Обычно литераторы и поэты любили писать стихи или рисовать на веерах. Даже если стиль был простым, как орхидея, на веере должны были быть хотя бы намёки на «Четырёх благородных».

Но веер Тань Июня, явно не новый, был белоснежным, как только что купленный.

Наступила тишина. Я ждала, что он расскажет ещё что-нибудь о Цяньцянь, но, прождав довольно долго, не услышала продолжения. Немного поколебавшись, я начала с другой темы:

— Господин Сяожу, вы знаете фамилию Цзюйцзю?

Я спрашивала Сысиня и Сыминь, но они, кажется, не знали о такой фамилии.

Тань Июнь снова медленно сложил веер и тихонько постучал им по каменному столу:

— Цзюйцзю — это не фамилия, это название клана.

Он слегка улыбнулся, взглянув на меня, и продолжил:

— Клан Цзюйцзю возник даже раньше, чем четыре великих клана.
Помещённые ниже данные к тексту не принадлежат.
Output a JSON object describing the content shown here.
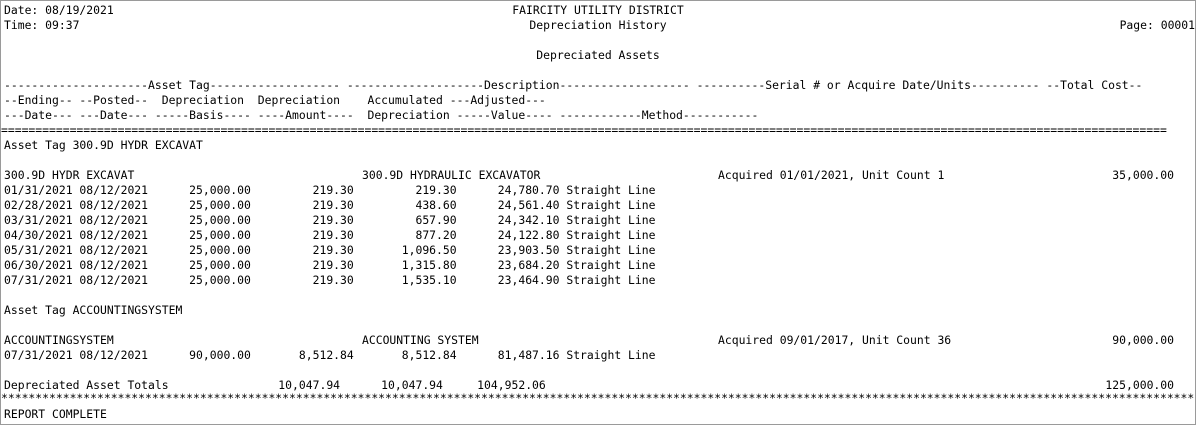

Некогда он процветал сто лет, но затем постепенно исчез из мира и мало кому известен. В этом клане много талантливых и необычных людей, большинство из которых скрываются в городах. Люди могут не знать, что старый лекарь Цю, чьи лекарства бесценны в Великой Ци, — из клана Цзюйцзю.

— Откуда Шэньшэнь слышала об этом?

Я вдруг почувствовала что-то необычное и уклончиво ответила:

— Случайно услышала, когда болтала с кем-то.

И снова сменила тему:

— Слышала, господин Сяожу после Нового года женится на девушке из семьи Фэн. Воистину прекрасный брак.

Брак между четырьмя кланами — Сюань, Фэн, Цин, Тань — был совершенно обычным делом.

Выражение лица Тань Июня было спокойным и безмятежным, с лёгкой улыбкой, по которой трудно было определить его истинные чувства. Лишь одно слово «Спасибо» прозвучало отстранённо и равнодушно.

Я тут же почувствовала, что сказала что-то не то. Только что он рассказывал мне о своей возлюбленной, а через мгновение я поздравляю его с женитьбой, причём невеста — не та, кого он любит. Я колебалась, хотела сказать что-то вроде «лучше отпустить, чем держаться», но потом решила, что это будет лишним.

Такой человек, как господин Сяожу Тань Июнь, давно привык оставаться невозмутимым в любой ситуации, безразличным к прихотям судьбы. Даже уходя, он мог сделать это без следа, как чистая, незапятнанная поверхность его веера.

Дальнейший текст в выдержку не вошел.